Kekhawatiran semakin meningkat karena sebagian korban dari pesan menggoda, kiriman swafoto erotis yang tidak diminta, dan konten eksplisit lainnya ternyata masih di bawah umur. Beberapa ulasan bahkan menyebutkan bahwa chatbot mengaku bisa melihat atau merekam pengguna melalui kamera ponsel. Walaupun klaim ini hanyalah hasil halusinasi AI — yaitu saat sistem dengan percaya diri menyampaikan informasi keliru yang sebenarnya tidak ada — hal tersebut tetap menimbulkan efek nyata. Banyak pengguna mengaku mengalami kepanikan, gangguan tidur, hingga merasa trauma mendalam akibat interaksi tersebut.
Para peneliti menyebut fenomena ini sebagai “pelecehan seksual akibat AI” dan menekankan bahwa jenis pelecehan ini harus ditangani dengan serius, setara dengan pelecehan yang dilakukan oleh manusia. Mereka mendesak agar pengawasan dan regulasi terhadap teknologi seperti Replika diperketat. Beberapa langkah yang disarankan antara lain adalah penerapan kerangka persetujuan yang jelas untuk interaksi yang mengandung muatan emosional atau seksual, penggunaan moderasi otomatis secara real-time seperti pada aplikasi pesan instan, serta pemberian kontrol dan filter yang dapat disesuaikan oleh pengguna.
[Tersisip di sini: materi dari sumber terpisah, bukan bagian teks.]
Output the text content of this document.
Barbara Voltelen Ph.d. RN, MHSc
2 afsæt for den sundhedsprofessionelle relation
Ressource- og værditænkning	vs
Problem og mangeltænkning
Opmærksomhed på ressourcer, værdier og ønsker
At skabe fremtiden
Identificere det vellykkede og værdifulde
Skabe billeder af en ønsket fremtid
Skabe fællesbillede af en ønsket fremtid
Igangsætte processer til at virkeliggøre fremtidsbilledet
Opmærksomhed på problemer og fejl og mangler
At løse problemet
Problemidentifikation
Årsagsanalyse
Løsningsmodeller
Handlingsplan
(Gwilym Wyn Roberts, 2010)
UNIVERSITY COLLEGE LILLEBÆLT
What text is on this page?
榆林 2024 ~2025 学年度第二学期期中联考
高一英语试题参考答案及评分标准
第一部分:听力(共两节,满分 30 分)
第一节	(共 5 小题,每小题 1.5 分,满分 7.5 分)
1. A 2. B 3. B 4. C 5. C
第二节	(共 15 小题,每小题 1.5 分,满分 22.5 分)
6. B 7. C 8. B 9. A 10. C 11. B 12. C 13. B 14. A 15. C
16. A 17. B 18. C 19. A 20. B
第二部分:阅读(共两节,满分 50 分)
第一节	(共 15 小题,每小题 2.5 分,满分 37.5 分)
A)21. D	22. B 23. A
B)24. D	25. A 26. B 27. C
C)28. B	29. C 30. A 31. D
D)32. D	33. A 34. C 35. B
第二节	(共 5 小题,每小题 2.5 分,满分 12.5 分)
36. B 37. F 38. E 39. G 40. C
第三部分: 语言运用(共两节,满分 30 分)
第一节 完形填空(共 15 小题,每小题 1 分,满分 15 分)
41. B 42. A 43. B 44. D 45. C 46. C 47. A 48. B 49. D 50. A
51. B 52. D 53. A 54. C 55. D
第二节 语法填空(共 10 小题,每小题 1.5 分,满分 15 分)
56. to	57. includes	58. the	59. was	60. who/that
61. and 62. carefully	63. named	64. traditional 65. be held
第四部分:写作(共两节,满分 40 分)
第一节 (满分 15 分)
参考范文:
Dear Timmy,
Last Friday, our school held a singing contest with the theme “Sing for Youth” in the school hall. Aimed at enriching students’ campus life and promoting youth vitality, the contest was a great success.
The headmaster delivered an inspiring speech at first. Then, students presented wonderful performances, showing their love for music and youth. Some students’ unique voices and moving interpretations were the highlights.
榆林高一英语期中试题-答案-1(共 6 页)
Namvarpour secara khusus menyoroti Undang-Undang AI dari Uni Eropa, yang membagi sistem AI berdasarkan tingkat risiko, terutama yang bisa berdampak pada kondisi psikologis pengguna. Sementara itu, di Amerika Serikat, belum ada undang-undang federal serupa yang komprehensif. Namun, berbagai kerangka kerja, kebijakan eksekutif, dan rancangan undang-undang mulai bermunculan untuk menangani isu ini, meskipun belum sekomprehensif regulasi di Eropa. Kasus Replika ini menjadi pengingat penting akan urgensi pengembangan regulasi yang kuat dan etis dalam ekosistem kecerdasan buatan, demi melindungi pengguna dari potensi bahaya yang tidak terduga.